The Canada Border Services Agency (CBSA) and Shared Services Canada (SSC) have provided the Minister of Public Safety with a report on the major IT outages that occurred between September 28 and October 5, 2025.
The Canadian Trucking Alliance (CTA) has urged the CBSA and the Government of Canada to release the report and action plan, and to address the ongoing outages that continue to disrupt supply chains and carrier operations.
The newly released report – available in English and French – includes a forward-looking action plan aimed at addressing the impacts and root causes of the outages. The disruptions stemmed from two unrelated IT changes that resulted in overlapping outages, initially triggered by “human error” that caused significant system corruption.
Joint Report on CBSA IT Outages between Sept 28 and Oct 5
Rapport sommaire de l’ASFC et de SPC sur les pannes informatiques
The system outages were a national crisis – not regional – and affected programs, services, and clearance processes across all modes, including highway carriers, air, marine, rail, and postal operations.
The plan outlines two phases of corrective actions to be completed in spring and fall 2026:
March 2026
- CBSA and SSC will review, identify, and implement oversight improvements, including enhanced training and role clarity for IT personnel.
- Introduce measures to strengthen scrutiny, review, collaboration, and communication to reduce the risk of human error.
October 2026
- Strengthen controls around system updates and upgrades to mitigate human-error risks, including a joint CBSA–SSC audit of change and incident management processes.
- Review CBSA’s IT application and infrastructure architecture, improve system robustness, and ensure adequate backups, redundancy, and protection of front-line operations during disruptions.
These corrective actions aim to reinforce internal processes, enhance collaboration with industry and government partners, and modernize technology. The agencies state that these commitments will help reduce future outages, minimize downtime, and further strengthen contingency planning.
“Industry cannot afford repeated system failures, and the disruptions over the past few months were damaging to carrier operations and drivers. We are thankful that CBSA and SSC have taken these concerns seriously and outlined clear corrective measures. Now we need to work together and see timely implementation to restore reliability and confidence in the system,” says Lak Shoan, Director of Policy and Industry Awareness Programs for CTA.
The CBSA also confirmed that the CBSA Assessment and Revenue Management (CARM) system was not affected, as it operates on a separate platform and has remained fully functional during recent IT issues.

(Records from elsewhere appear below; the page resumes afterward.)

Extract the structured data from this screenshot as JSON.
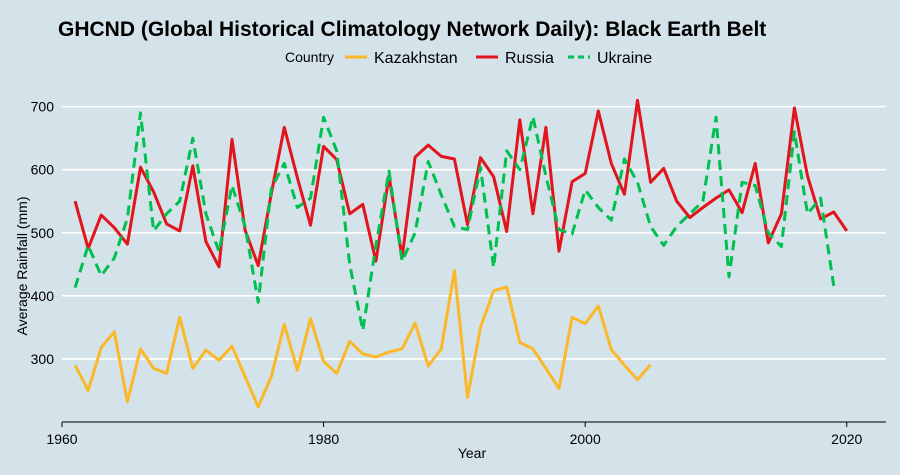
{
  "chart_data": {
    "type": "line",
    "title": "GHCND (Global Historical Climatology Network Daily): Black Earth Belt",
    "xlabel": "Year",
    "ylabel": "Average Rainfall (mm)",
    "xlim": [
      1960,
      2023
    ],
    "ylim": [
      200,
      720
    ],
    "x_ticks": [
      1960,
      1980,
      2000,
      2020
    ],
    "y_ticks": [
      300,
      400,
      500,
      600,
      700
    ],
    "grid": "horizontal major lines",
    "legend": {
      "title": "Country",
      "position": "top"
    },
    "series": [
      {
        "name": "Kazakhstan",
        "color": "#fbb829",
        "dash": "solid",
        "x": [
          1961,
          1962,
          1963,
          1964,
          1965,
          1966,
          1967,
          1968,
          1969,
          1970,
          1971,
          1972,
          1973,
          1974,
          1975,
          1976,
          1977,
          1978,
          1979,
          1980,
          1981,
          1982,
          1983,
          1984,
          1985,
          1986,
          1987,
          1988,
          1989,
          1990,
          1991,
          1992,
          1993,
          1994,
          1995,
          1996,
          1997,
          1998,
          1999,
          2000,
          2001,
          2002,
          2003,
          2004,
          2005
        ],
        "y": [
          290,
          250,
          318,
          343,
          232,
          316,
          285,
          277,
          366,
          285,
          314,
          298,
          320,
          272,
          224,
          272,
          355,
          282,
          364,
          296,
          277,
          328,
          308,
          303,
          311,
          316,
          357,
          289,
          316,
          440,
          239,
          350,
          408,
          414,
          326,
          316,
          285,
          253,
          366,
          356,
          384,
          315,
          290,
          267,
          291
        ]
      },
      {
        "name": "Russia",
        "color": "#e2141c",
        "dash": "solid",
        "x": [
          1961,
          1962,
          1963,
          1964,
          1965,
          1966,
          1967,
          1968,
          1969,
          1970,
          1971,
          1972,
          1973,
          1974,
          1975,
          1976,
          1977,
          1978,
          1979,
          1980,
          1981,
          1982,
          1983,
          1984,
          1985,
          1986,
          1987,
          1988,
          1989,
          1990,
          1991,
          1992,
          1993,
          1994,
          1995,
          1996,
          1997,
          1998,
          1999,
          2000,
          2001,
          2002,
          2003,
          2004,
          2005,
          2006,
          2007,
          2008,
          2009,
          2010,
          2011,
          2012,
          2013,
          2014,
          2015,
          2016,
          2017,
          2018,
          2019,
          2020
        ],
        "y": [
          550,
          475,
          528,
          508,
          482,
          604,
          565,
          514,
          503,
          606,
          486,
          446,
          648,
          504,
          448,
          562,
          667,
          587,
          512,
          637,
          616,
          530,
          545,
          455,
          590,
          461,
          620,
          639,
          621,
          617,
          513,
          619,
          589,
          502,
          679,
          530,
          667,
          471,
          581,
          594,
          693,
          610,
          561,
          710,
          580,
          602,
          550,
          524,
          540,
          555,
          568,
          532,
          610,
          484,
          530,
          698,
          590,
          522,
          533,
          503
        ]
      },
      {
        "name": "Ukraine",
        "color": "#00c050",
        "dash": "dashed",
        "x": [
          1961,
          1962,
          1963,
          1964,
          1965,
          1966,
          1967,
          1968,
          1969,
          1970,
          1971,
          1972,
          1973,
          1974,
          1975,
          1976,
          1977,
          1978,
          1979,
          1980,
          1981,
          1982,
          1983,
          1984,
          1985,
          1986,
          1987,
          1988,
          1989,
          1990,
          1991,
          1992,
          1993,
          1994,
          1995,
          1996,
          1997,
          1998,
          1999,
          2000,
          2001,
          2002,
          2003,
          2004,
          2005,
          2006,
          2007,
          2008,
          2009,
          2010,
          2011,
          2012,
          2013,
          2014,
          2015,
          2016,
          2017,
          2018,
          2019
        ],
        "y": [
          413,
          480,
          432,
          460,
          523,
          690,
          503,
          530,
          550,
          650,
          530,
          470,
          575,
          510,
          390,
          570,
          610,
          540,
          555,
          683,
          630,
          450,
          345,
          480,
          598,
          455,
          500,
          613,
          560,
          510,
          505,
          604,
          445,
          630,
          600,
          684,
          590,
          505,
          498,
          568,
          540,
          520,
          617,
          580,
          510,
          480,
          510,
          530,
          550,
          683,
          430,
          580,
          575,
          500,
          478,
          660,
          530,
          555,
          416
        ]
      }
    ]
  }
}
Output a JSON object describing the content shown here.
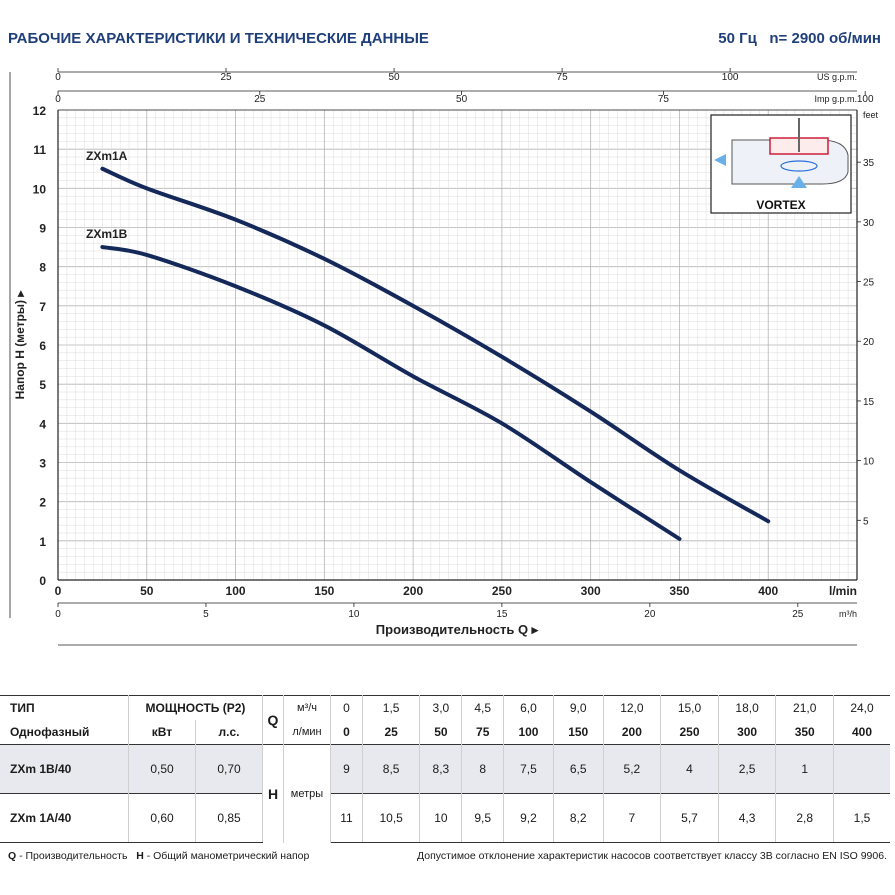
{
  "header": {
    "title": "РАБОЧИЕ ХАРАКТЕРИСТИКИ И ТЕХНИЧЕСКИЕ ДАННЫЕ",
    "freq": "50 Гц",
    "speed": "n= 2900 об/мин"
  },
  "chart_data": {
    "type": "line",
    "ylabel": "Напор H (метры)",
    "xlabel": "Производительность Q",
    "x_unit_primary": "l/min",
    "x_unit_m3h": "m³/h",
    "x_unit_us": "US g.p.m.",
    "x_unit_imp": "Imp g.p.m.",
    "y_unit_feet": "feet",
    "xlim": [
      0,
      450
    ],
    "ylim": [
      0,
      12
    ],
    "x_ticks_lmin": [
      0,
      50,
      100,
      150,
      200,
      250,
      300,
      350,
      400
    ],
    "x_ticks_m3h": [
      0,
      5,
      10,
      15,
      20,
      25
    ],
    "x_ticks_us": [
      0,
      25,
      50,
      75,
      100
    ],
    "x_ticks_imp": [
      0,
      25,
      50,
      75,
      100
    ],
    "y_ticks_m": [
      0,
      1,
      2,
      3,
      4,
      5,
      6,
      7,
      8,
      9,
      10,
      11,
      12
    ],
    "y_ticks_feet": [
      5,
      10,
      15,
      20,
      25,
      30,
      35
    ],
    "grid": true,
    "series": [
      {
        "name": "ZXm1A",
        "x": [
          25,
          50,
          100,
          150,
          200,
          250,
          300,
          350,
          400
        ],
        "y": [
          10.5,
          10.0,
          9.2,
          8.2,
          7.0,
          5.7,
          4.3,
          2.8,
          1.5
        ]
      },
      {
        "name": "ZXm1B",
        "x": [
          25,
          50,
          100,
          150,
          200,
          250,
          300,
          350
        ],
        "y": [
          8.5,
          8.3,
          7.5,
          6.5,
          5.2,
          4.0,
          2.5,
          1.05
        ]
      }
    ],
    "inset_label": "VORTEX"
  },
  "table": {
    "h_type": "ТИП",
    "h_single": "Однофазный",
    "h_power": "МОЩНОСТЬ (P2)",
    "h_kw": "кВт",
    "h_hp": "л.с.",
    "h_q": "Q",
    "h_m3h": "м³/ч",
    "h_lmin": "л/мин",
    "h_h": "H",
    "h_m": "метры",
    "q_m3h": [
      "0",
      "1,5",
      "3,0",
      "4,5",
      "6,0",
      "9,0",
      "12,0",
      "15,0",
      "18,0",
      "21,0",
      "24,0"
    ],
    "q_lmin": [
      "0",
      "25",
      "50",
      "75",
      "100",
      "150",
      "200",
      "250",
      "300",
      "350",
      "400"
    ],
    "rows": [
      {
        "model": "ZXm 1B/40",
        "kw": "0,50",
        "hp": "0,70",
        "h": [
          "9",
          "8,5",
          "8,3",
          "8",
          "7,5",
          "6,5",
          "5,2",
          "4",
          "2,5",
          "1",
          ""
        ]
      },
      {
        "model": "ZXm 1A/40",
        "kw": "0,60",
        "hp": "0,85",
        "h": [
          "11",
          "10,5",
          "10",
          "9,5",
          "9,2",
          "8,2",
          "7",
          "5,7",
          "4,3",
          "2,8",
          "1,5"
        ]
      }
    ]
  },
  "footer": {
    "q_key": "Q",
    "q_desc": "- Производительность",
    "h_key": "H",
    "h_desc": "- Общий манометрический напор",
    "note": "Допустимое отклонение характеристик насосов соответствует классу 3B согласно EN ISO 9906."
  }
}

CTA staff continue to work closely with CBSA officials to improve outage communications and to explore rapid-implementation process and contingency improvements to reduce operational impacts when outages occur.
“As we approach the review of the Canada-U.S.-Mexico Trade Agreement (CUSMA) and the opening of the new Gordie Howe International Bridge, we must continue to send a signal to current and future trading partners that Canada is open for business,” he adds.